As expected, all five NC cell lines allowed robust and high viral replication of T-VEC with viral titers up to 107 PFU/mL within 72 hpi. No impairment in replication of T-VEC was observed in combination with the SMIs vorinostat, panobinostat, fimepinostat, GNE-781, or palbociclib. The increased level of viral replication observed by almost every dual combination treatment, while not statistically significant, correlated with decreasing NC tumor cell viability assays in the more susceptible 143100 cell line. An enhancement of replication of T-VEC in combination with vorinostat was observed in all NC cell lines.

4. Discussion

To improve the prognosis of the highly challenging NC tumor entity, it not only seems to be necessary to further raise awareness for this rare cancer disease, but also to identify further suitable targeted therapies. Current standard approaches, based on surgical resections, chemoradiation and immune checkpoint inhibitor applications, often fail to achieve significant therapeutic outcomes [21].
To overcome this problem, immunovirotherapy with T-VEC could provide a novel therapeutic option that already has been demonstrated to be efficacious in NC cells both in vitro and in vivo [24,25]. Since monotherapy with BETi compounds has not shown any significant benefits in clinical trials [23], preclinical results from combinatorial treatments of BETi with T-VEC [24] and BETi with CDK4/6i [38] suggest possible significant improvements. The results of clinical trials, which investigate BETi compound ZEN-3694 in combination with CDK4/6i compound abemaciclib (NCT05372640) and the combination of BETi compound ZEN-3694 with chemotherapy, i.e., etoposide and cisplatin (NCT05019716) must be awaited. Of note, also a dual BET and p300/CBP inhibitor (EP31670) is currently in phase I testing (NCT05488548).

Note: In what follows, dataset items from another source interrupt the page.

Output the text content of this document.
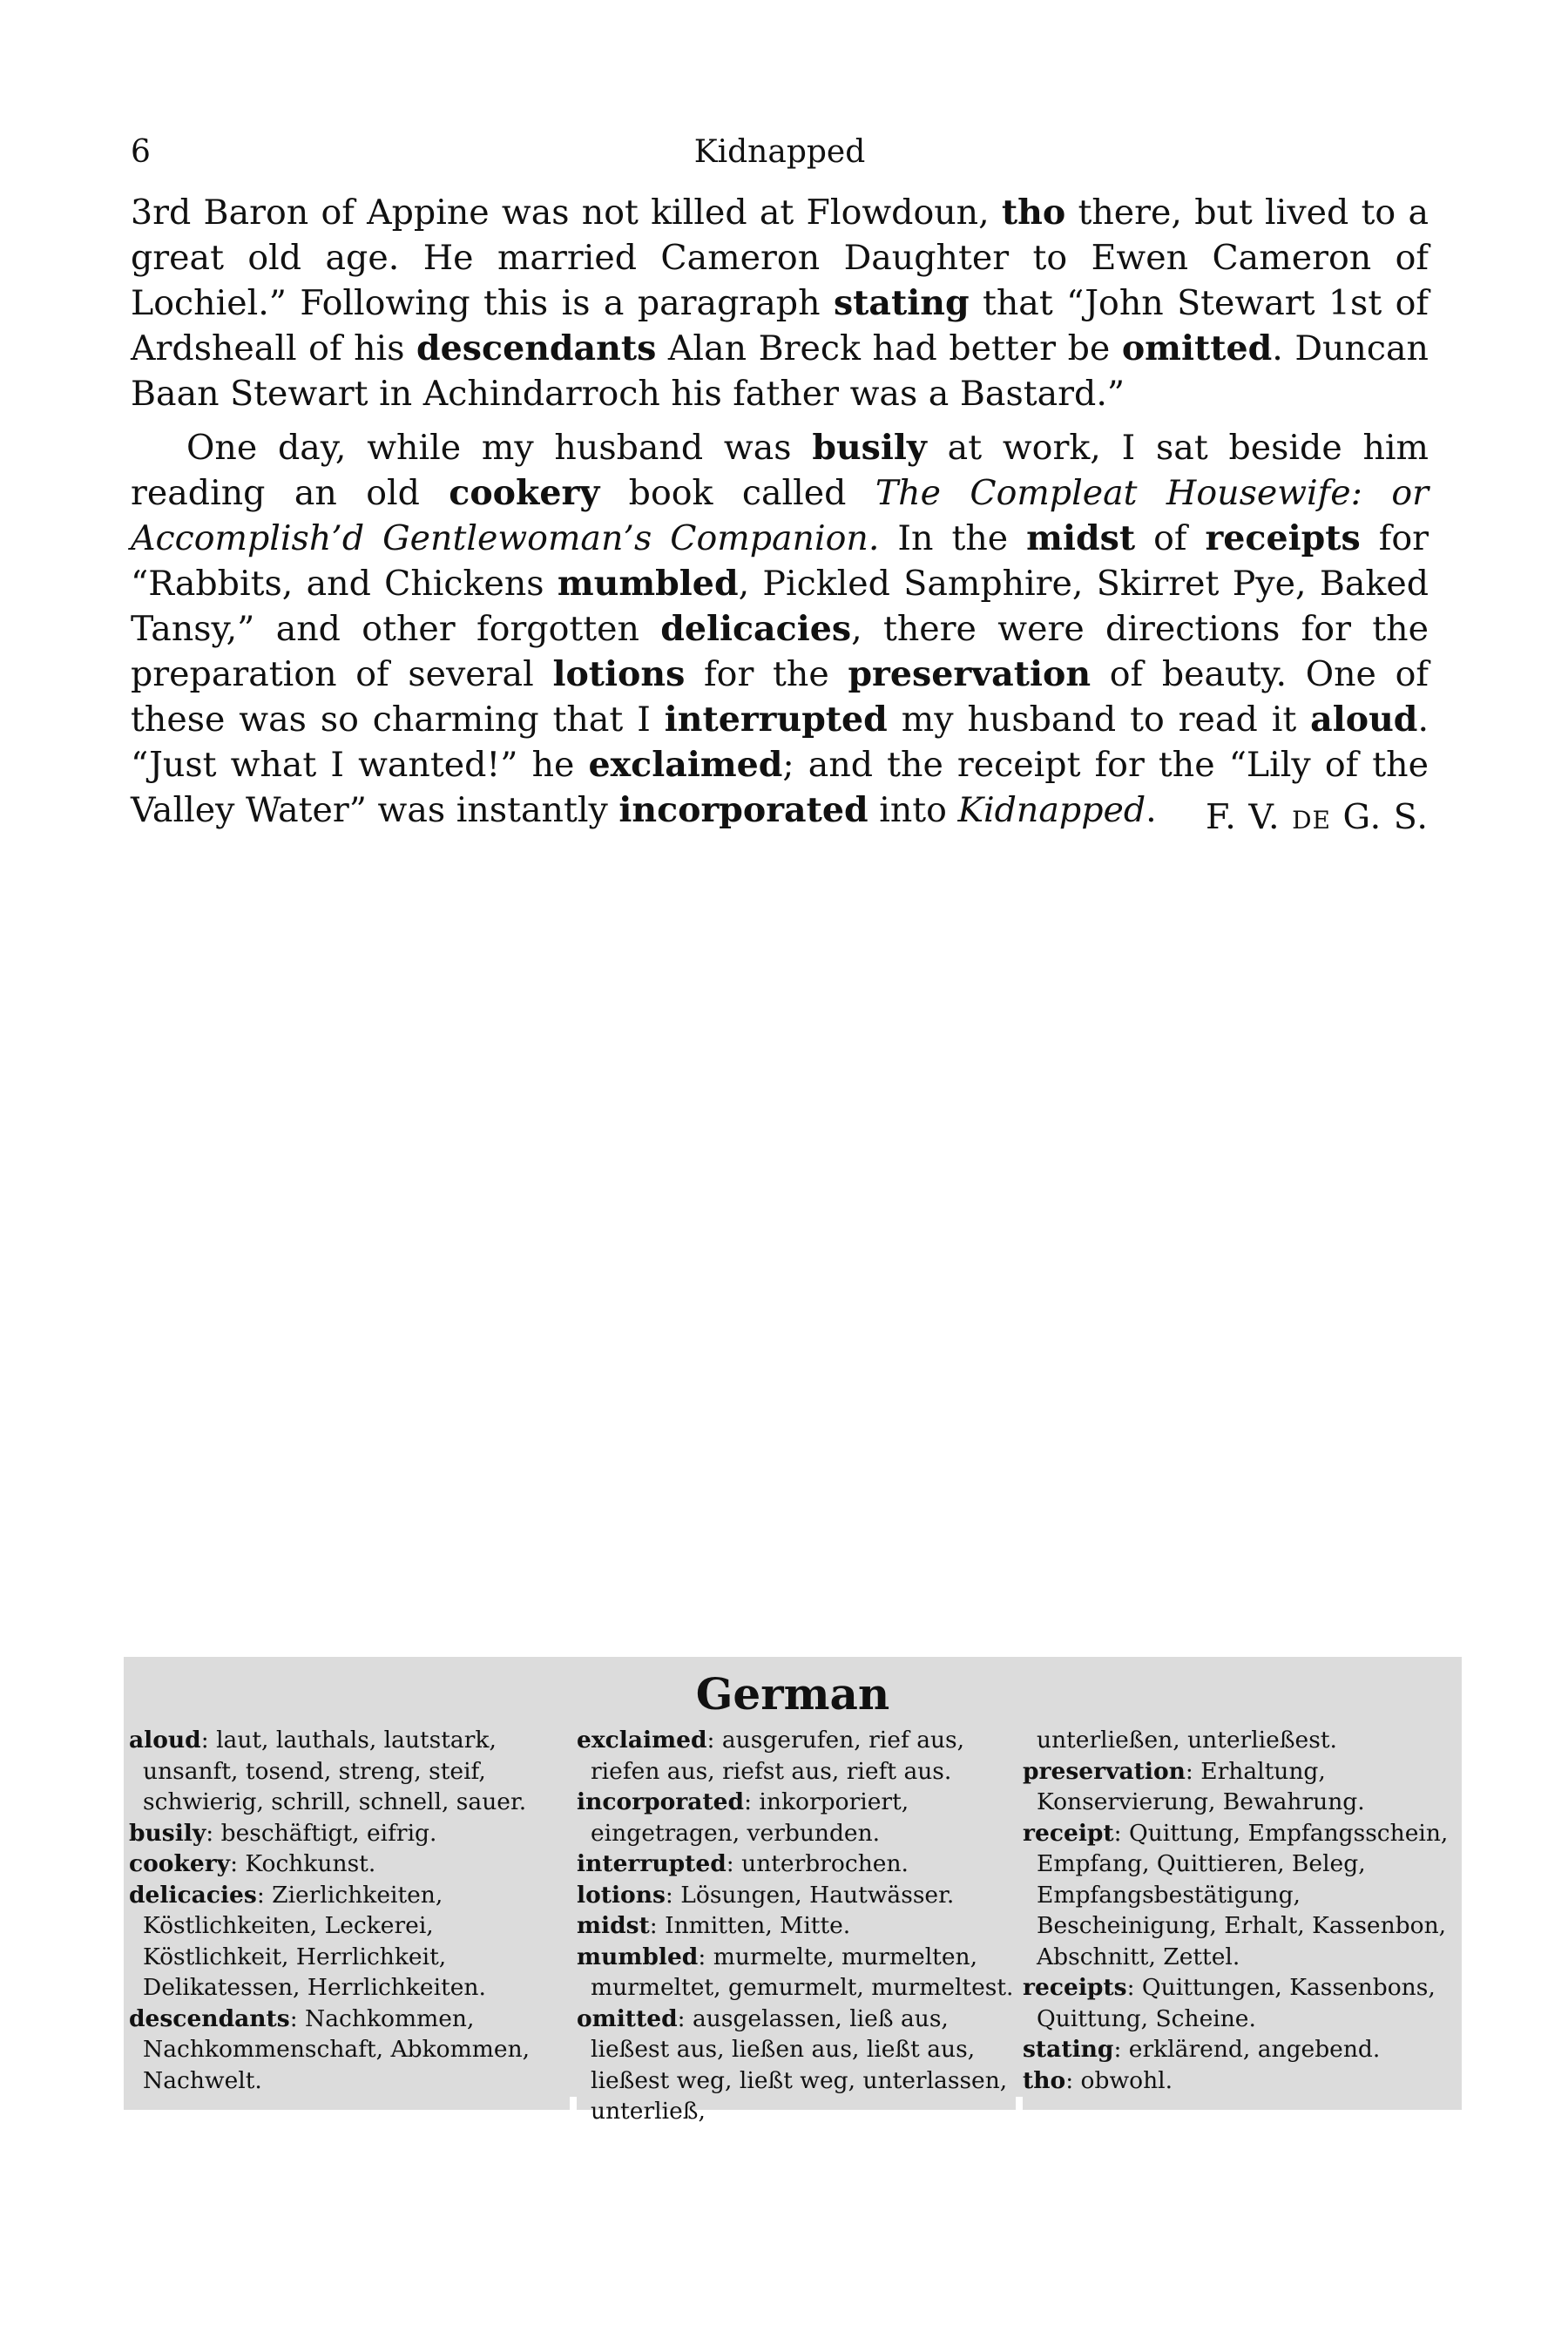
6	Kidnapped

3rd Baron of Appine was not killed at Flowdoun, tho there, but lived to a great old age. He married Cameron Daughter to Ewen Cameron of Lochiel.” Following this is a paragraph stating that “John Stewart 1st of Ardsheall of his descendants Alan Breck had better be omitted. Duncan Baan Stewart in Achindarroch his father was a Bastard.”

One day, while my husband was busily at work, I sat beside him reading an old cookery book called The Compleat Housewife: or Accomplish’d Gentlewoman’s Companion. In the midst of receipts for “Rabbits, and Chickens mumbled, Pickled Samphire, Skirret Pye, Baked Tansy,” and other forgotten delicacies, there were directions for the preparation of several lotions for the preservation of beauty. One of these was so charming that I interrupted my husband to read it aloud. “Just what I wanted!” he exclaimed; and the receipt for the “Lily of the Valley Water” was instantly incorporated into Kidnapped.	F. V. DE G. S.
German
aloud: laut, lauthals, lautstark, unsanft, tosend, streng, steif, schwierig, schrill, schnell, sauer.
busily: beschäftigt, eifrig.
cookery: Kochkunst.
delicacies: Zierlichkeiten, Köstlichkeiten, Leckerei, Köstlichkeit, Herrlichkeit, Delikatessen, Herrlichkeiten.
descendants: Nachkommen, Nachkommenschaft, Abkommen, Nachwelt.
exclaimed: ausgerufen, rief aus, riefen aus, riefst aus, rieft aus.
incorporated: inkorporiert, eingetragen, verbunden.
interrupted: unterbrochen.
lotions: Lösungen, Hautwässer.
midst: Inmitten, Mitte.
mumbled: murmelte, murmelten, murmeltet, gemurmelt, murmeltest.
omitted: ausgelassen, ließ aus, ließest aus, ließen aus, ließt aus, ließest weg, ließt weg, unterlassen, unterließ,
unterließen, unterließest.
preservation: Erhaltung, Konservierung, Bewahrung.
receipt: Quittung, Empfangsschein, Empfang, Quittieren, Beleg, Empfangsbestätigung, Bescheinigung, Erhalt, Kassenbon, Abschnitt, Zettel.
receipts: Quittungen, Kassenbons, Quittung, Scheine.
stating: erklärend, angebend.
tho: obwohl.
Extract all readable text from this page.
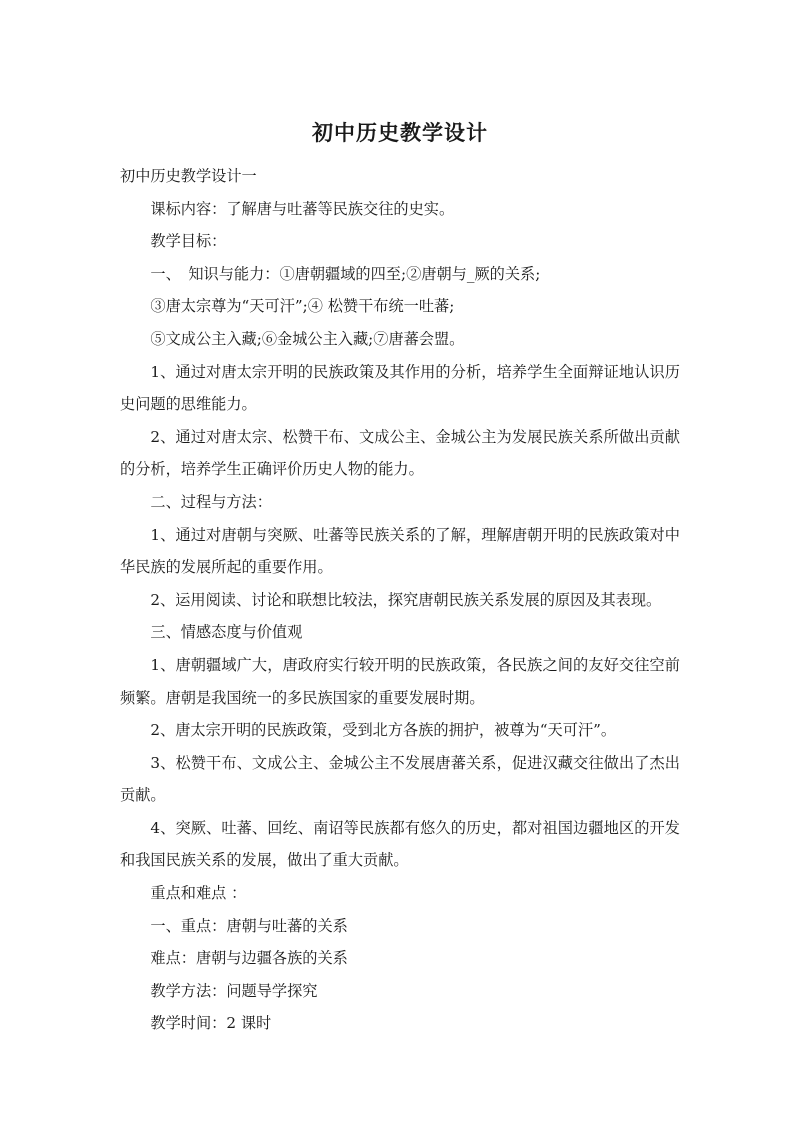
初中历史教学设计

初中历史教学设计一

课标内容：了解唐与吐蕃等民族交往的史实。

教学目标：

一、　知识与能力：①唐朝疆域的四至;②唐朝与_厥的关系;

③唐太宗尊为“天可汗”;④ 松赞干布统一吐蕃;

⑤文成公主入藏;⑥金城公主入藏;⑦唐蕃会盟。

1、通过对唐太宗开明的民族政策及其作用的分析，培养学生全面辩证地认识历史问题的思维能力。

2、通过对唐太宗、松赞干布、文成公主、金城公主为发展民族关系所做出贡献的分析，培养学生正确评价历史人物的能力。

二、过程与方法：

1、通过对唐朝与突厥、吐蕃等民族关系的了解，理解唐朝开明的民族政策对中华民族的发展所起的重要作用。

2、运用阅读、讨论和联想比较法，探究唐朝民族关系发展的原因及其表现。

三、情感态度与价值观

1、唐朝疆域广大，唐政府实行较开明的民族政策，各民族之间的友好交往空前频繁。唐朝是我国统一的多民族国家的重要发展时期。

2、唐太宗开明的民族政策，受到北方各族的拥护，被尊为“天可汗”。

3、松赞干布、文成公主、金城公主不发展唐蕃关系，促进汉藏交往做出了杰出贡献。

4、突厥、吐蕃、回纥、南诏等民族都有悠久的历史，都对祖国边疆地区的开发和我国民族关系的发展，做出了重大贡献。

重点和难点 ：

一、重点：唐朝与吐蕃的关系

难点：唐朝与边疆各族的关系

教学方法：问题导学探究

教学时间：2 课时
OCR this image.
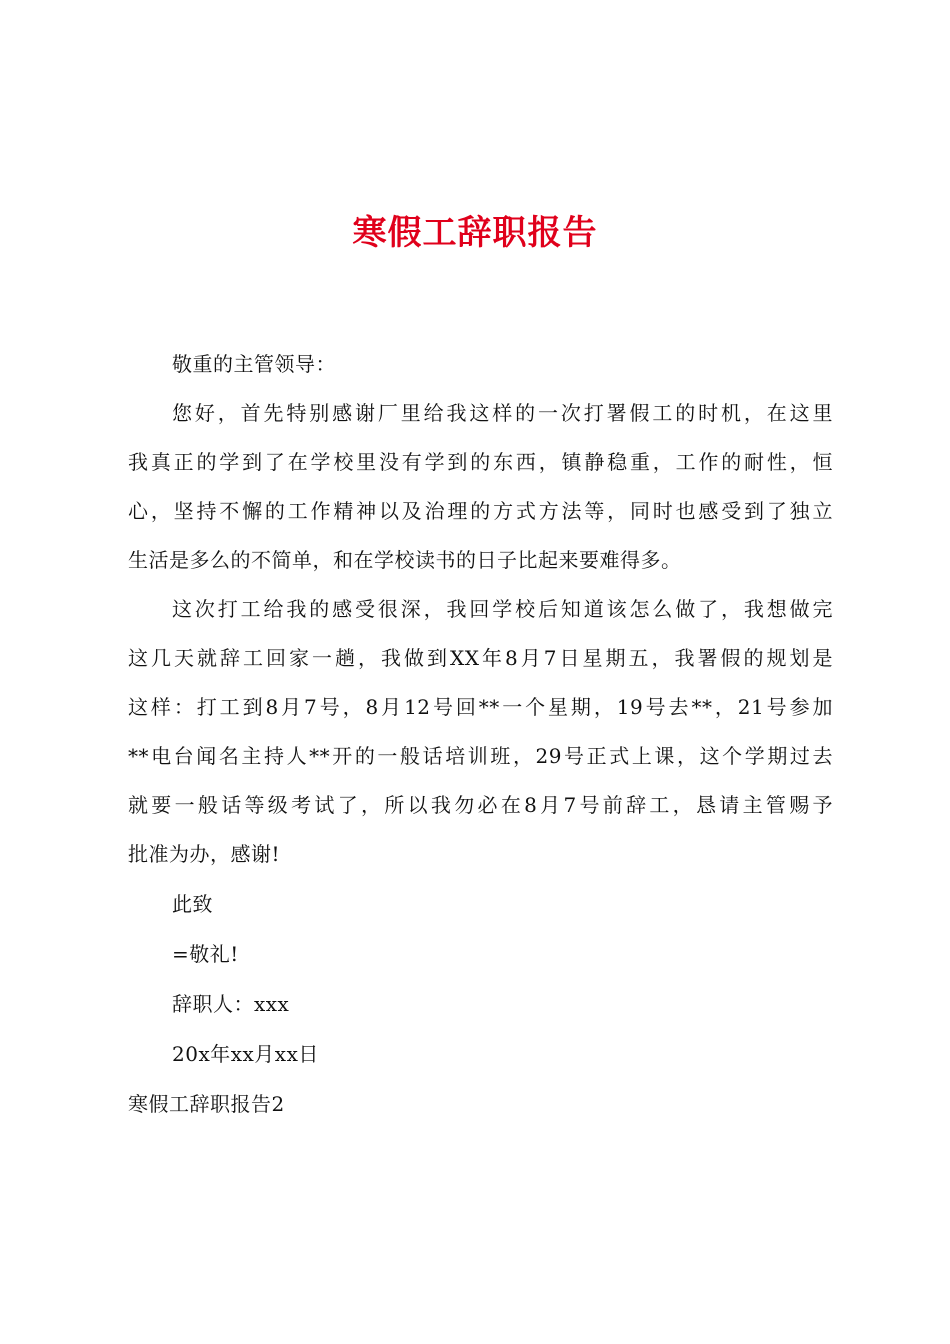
寒假工辞职报告
敬重的主管领导：
您好，首先特别感谢厂里给我这样的一次打署假工的时机，在这里
我真正的学到了在学校里没有学到的东西，镇静稳重，工作的耐性，恒
心，坚持不懈的工作精神以及治理的方式方法等，同时也感受到了独立
生活是多么的不简单，和在学校读书的日子比起来要难得多。
这次打工给我的感受很深，我回学校后知道该怎么做了，我想做完
这几天就辞工回家一趟，我做到XX年8月7日星期五，我署假的规划是
这样：打工到8月7号，8月12号回**一个星期，19号去**，21号参加
**电台闻名主持人**开的一般话培训班，29号正式上课，这个学期过去
就要一般话等级考试了，所以我勿必在8月7号前辞工，恳请主管赐予
批准为办，感谢!
此致
=敬礼!
辞职人：xxx
20x年xx月xx日
寒假工辞职报告2
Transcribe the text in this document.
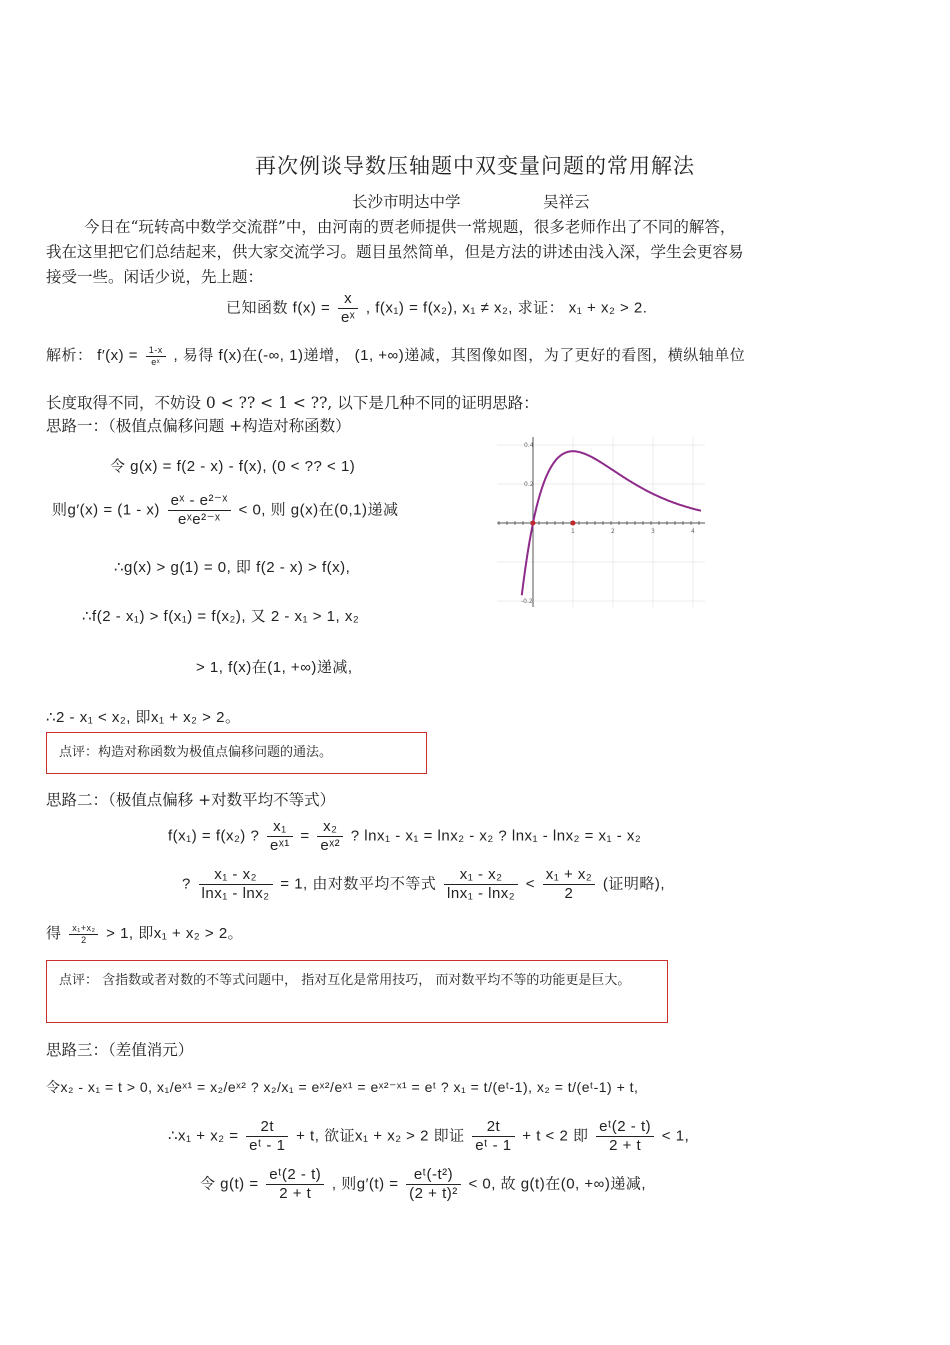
再次例谈导数压轴题中双变量问题的常用解法
长沙市明达中学	吴祥云
今日在“玩转高中数学交流群”中，由河南的贾老师提供一常规题，很多老师作出了不同的解答，
我在这里把它们总结起来，供大家交流学习。题目虽然简单，但是方法的讲述由浅入深，学生会更容易
接受一些。闲话少说，先上题：
已知函数 $f(x) = \frac{x}{\text{eˣ}}$ , f(x₁) = f(x₂), x₁ ≠ x₂, 求证： x₁ + x₂ > 2.
解析： $f'(x) = \frac{1-x}{\text{eˣ}}$ , 易得 f(x)在(-∞, 1)递增， (1, +∞)递减，其图像如图，为了更好的看图，横纵轴单位
长度取得不同，不妨设 0 < ?? < 1 < ??, 以下是几种不同的证明思路：
思路一：（极值点偏移问题 +构造对称函数）
令 g(x) = f(2 - x) - f(x), (0 < ?? < 1)
则$g'(x) = (1 - x) \frac{\text{eˣ - e²⁻ˣ}}{\text{eˣe²⁻ˣ}} < 0$, 则 g(x)在(0,1)递减
∴g(x) > g(1) = 0, 即 f(2 - x) > f(x),
∴f(2 - x₁) > f(x₁) = f(x₂), 又 2 - x₁ > 1, x₂
> 1, f(x)在(1, +∞)递减,
∴2 - x₁ < x₂, 即x₁ + x₂ > 2。
点评：构造对称函数为极值点偏移问题的通法。
0.4
0.2
-0.2
1	2	3	4
思路二：（极值点偏移 +对数平均不等式）
f(x₁) = f(x₂) ? $\frac{\text{x₁}}{\text{eˣ¹}} = \frac{\text{x₂}}{\text{eˣ²}}$ ? lnx₁ - x₁ = lnx₂ - x₂ ? lnx₁ - lnx₂ = x₁ - x₂
? $\frac{\text{x₁ - x₂}}{\text{lnx₁ - lnx₂}} = 1$, 由对数平均不等式 $\frac{\text{x₁ - x₂}}{\text{lnx₁ - lnx₂}} < \frac{\text{x₁ + x₂}}{2}$ (证明略),
得 $\frac{\text{x₁+x₂}}{2} > 1$, 即x₁ + x₂ > 2。
点评： 含指数或者对数的不等式问题中， 指对互化是常用技巧， 而对数平均不等的功能更是巨大。
思路三：（差值消元）
令x₂ - x₁ = t > 0, x₁/eˣ¹ = x₂/eˣ² ? x₂/x₁ = eˣ²/eˣ¹ = eˣ²⁻ˣ¹ = eᵗ ? x₁ = t/(eᵗ-1), x₂ = t/(eᵗ-1) + t,
∴x₁ + $x_2 = \frac{2t}{\text{eᵗ - 1}} + t$, 欲证x₁ + x₂ > 2 即证 $\frac{2t}{\text{eᵗ - 1}} + t < 2$ 即 $\frac{\text{eᵗ(2 - t)}}{2 + t} < 1$,
令 $g(t) = \frac{\text{eᵗ(2 - t)}}{2 + t}$ , 则$g'(t) = \frac{\text{eᵗ(-t²)}}{\text{(2 + t)²}} < 0$, 故 g(t)在(0, +∞)递减,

In order to provide further targeted therapy options, here dual combination regimes of T-VEC with SMIs (vorinostat, panobinostat, fimepinostat, GNE-781, palbociclib) were investigated, demonstrating enhanced anti-tumoral responses in vitro and also providing first insights into anti-tumoral molecular mechanisms, such as modulation of Myc expression.
Our data from SRB viability and proliferation assays correlate with each other and illustrate an additional anti-tumoral response induced by T-VEC with SMIs in dual combination compared to monotherapy. Since no impairment of T-VEC replication was observed in all five NC cell lines in the presence of SMIs and the more susceptible cell line 143100 even showed increased viral replication under dual combination treatment (Figure 6B), SMIs could be suitable candidates for joint use with virotherapeutics such as T-VEC in multimodal therapy regimens.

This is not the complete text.